How does std::map's emplace() avoid premature construction?

Question

I am confused about std::maps's implementation of emplace(). emplace() is a variadic template function with the following declaration:

template <class Args...>
iterator emplace( Args&&... args );

As far as I understand, emplace() completely avoids constructing its value_type, i.e., std::pair<const key_type,mapped_type>, and instead constructs the object in-place. I assume this means that the object is constructed only once, the moment that the new map node is created. The object is never copied or moved.

What I don't understand is how std::map finds the correct place to add the new entry before constructing the key-value pair.

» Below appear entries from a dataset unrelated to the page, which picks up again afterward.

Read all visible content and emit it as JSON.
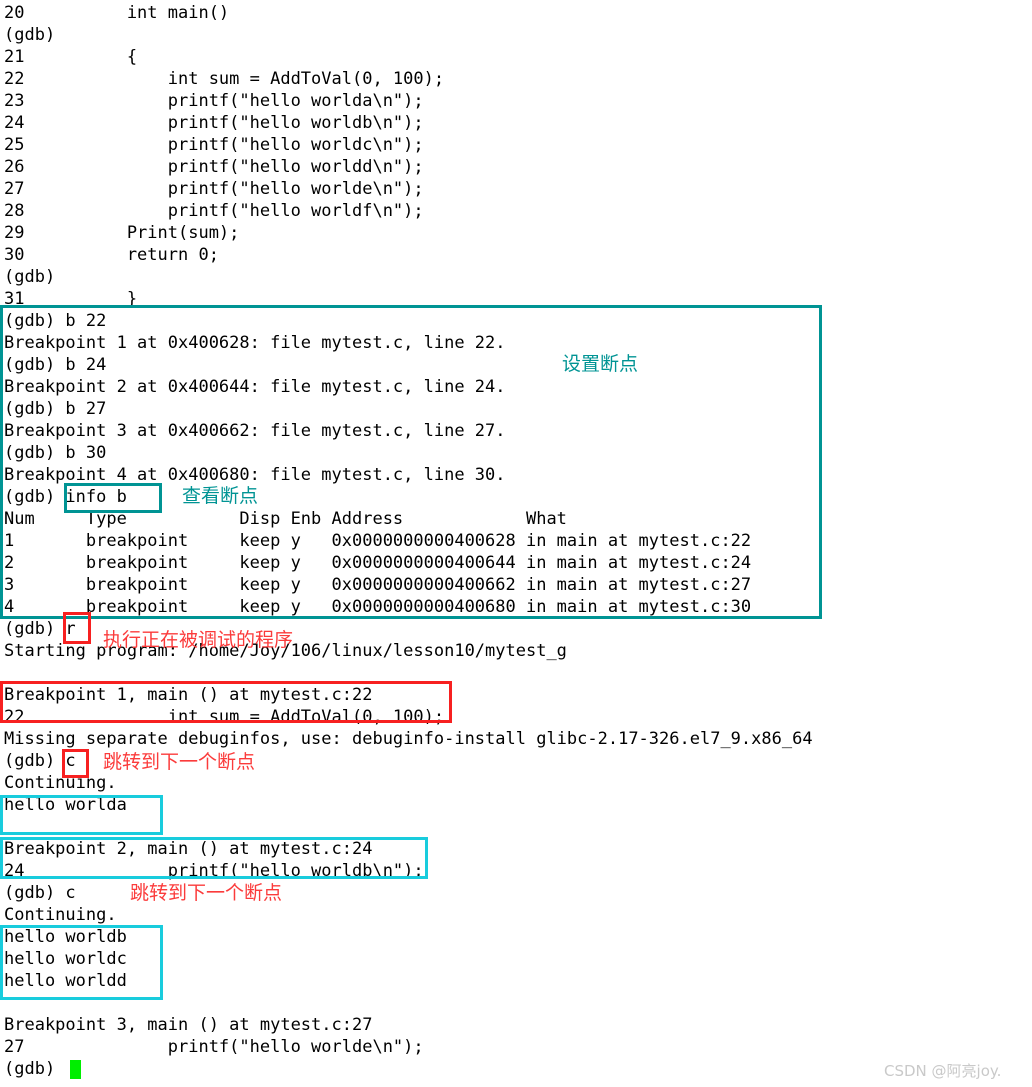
{
  "terminal": {
    "prompt": "(gdb)",
    "lines": [
      "20          int main()",
      "(gdb)",
      "21          {",
      "22              int sum = AddToVal(0, 100);",
      "23              printf(\"hello worlda\\n\");",
      "24              printf(\"hello worldb\\n\");",
      "25              printf(\"hello worldc\\n\");",
      "26              printf(\"hello worldd\\n\");",
      "27              printf(\"hello worlde\\n\");",
      "28              printf(\"hello worldf\\n\");",
      "29          Print(sum);",
      "30          return 0;",
      "(gdb)",
      "31          }",
      "(gdb) b 22",
      "Breakpoint 1 at 0x400628: file mytest.c, line 22.",
      "(gdb) b 24",
      "Breakpoint 2 at 0x400644: file mytest.c, line 24.",
      "(gdb) b 27",
      "Breakpoint 3 at 0x400662: file mytest.c, line 27.",
      "(gdb) b 30",
      "Breakpoint 4 at 0x400680: file mytest.c, line 30.",
      "(gdb) info b",
      "Num     Type           Disp Enb Address            What",
      "1       breakpoint     keep y   0x0000000000400628 in main at mytest.c:22",
      "2       breakpoint     keep y   0x0000000000400644 in main at mytest.c:24",
      "3       breakpoint     keep y   0x0000000000400662 in main at mytest.c:27",
      "4       breakpoint     keep y   0x0000000000400680 in main at mytest.c:30",
      "(gdb) r",
      "Starting program: /home/Joy/106/linux/lesson10/mytest_g",
      "",
      "Breakpoint 1, main () at mytest.c:22",
      "22              int sum = AddToVal(0, 100);",
      "Missing separate debuginfos, use: debuginfo-install glibc-2.17-326.el7_9.x86_64",
      "(gdb) c",
      "Continuing.",
      "hello worlda",
      "",
      "Breakpoint 2, main () at mytest.c:24",
      "24              printf(\"hello worldb\\n\");",
      "(gdb) c",
      "Continuing.",
      "hello worldb",
      "hello worldc",
      "hello worldd",
      "",
      "Breakpoint 3, main () at mytest.c:27",
      "27              printf(\"hello worlde\\n\");",
      "(gdb)"
    ]
  },
  "annotations": {
    "set_breakpoints": "设置断点",
    "view_breakpoints": "查看断点",
    "run_program": "执行正在被调试的程序",
    "continue_1": "跳转到下一个断点",
    "continue_2": "跳转到下一个断点"
  },
  "colors": {
    "teal": "#009494",
    "cyan": "#18ccdd",
    "red": "#f72020",
    "note_red": "#fb3b3b",
    "cursor_green": "#00ee00",
    "text": "#000000"
  },
  "watermark": {
    "text": "CSDN @阿亮joy."
  }
}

As far as I see, std::map needs access to the key but the key is contained within args and only accessible after construction of the key-value pair.

I must be misunderstanding some aspect of emplace(). Does std::map actually avoid construction of the key-value pair? If so, how does it avoid move/copy operations? Or is there another way to access the key in args?

Answer 1

emplace constructs the pair in-place forwarding the arguments to its constructor; it does not avoid element_type construction, it just avoids one copy of a useless temporary pair compared to insert. In this regard, it's just as for the other containers: emplace is like insert, but instead if receiving a ready-made element_type to copy or move inside the container, it receives the arguments to construct element_type in its target location.

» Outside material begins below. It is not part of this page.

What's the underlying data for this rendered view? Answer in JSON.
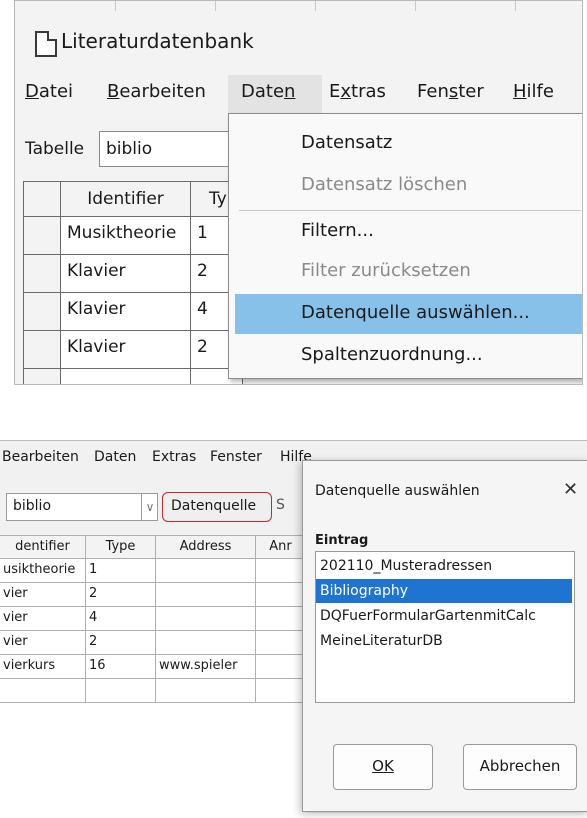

To further clarify: if you call emplace(key, value) key and value are copied/moved anyhow when constructing the pair. It's just that, if you did insert(make_pair(key, value)), not only key and value would have beem copied/moved when creating the temporary pair argument, but the pair itself would have then needed to be moved in the map node.

I don't think that is what OP intends to ask for. The intended question to me seems to be how std::map can find the correct location to insert the new element if it can't construct the key prior to searching for the location, e.g. if the first argument to emplace is not the key type itself.

In that case for an std::map there's not much of a problem: first you can construct a node (which contains the pair and the various pointers to other nodes, and has its own allocation on the heap), and then you can put it in the right place in the RB tree (which boils down to just a couple of pointers assignment).

Answer 2

Well, IIRC, std::map and std::unrodered_map use tree-like structures, with a lot of small nodes pointing at each other. So once the pair is constructed - it doesn't have to be moved anywhere, the map simply needs to point at it from somewhere.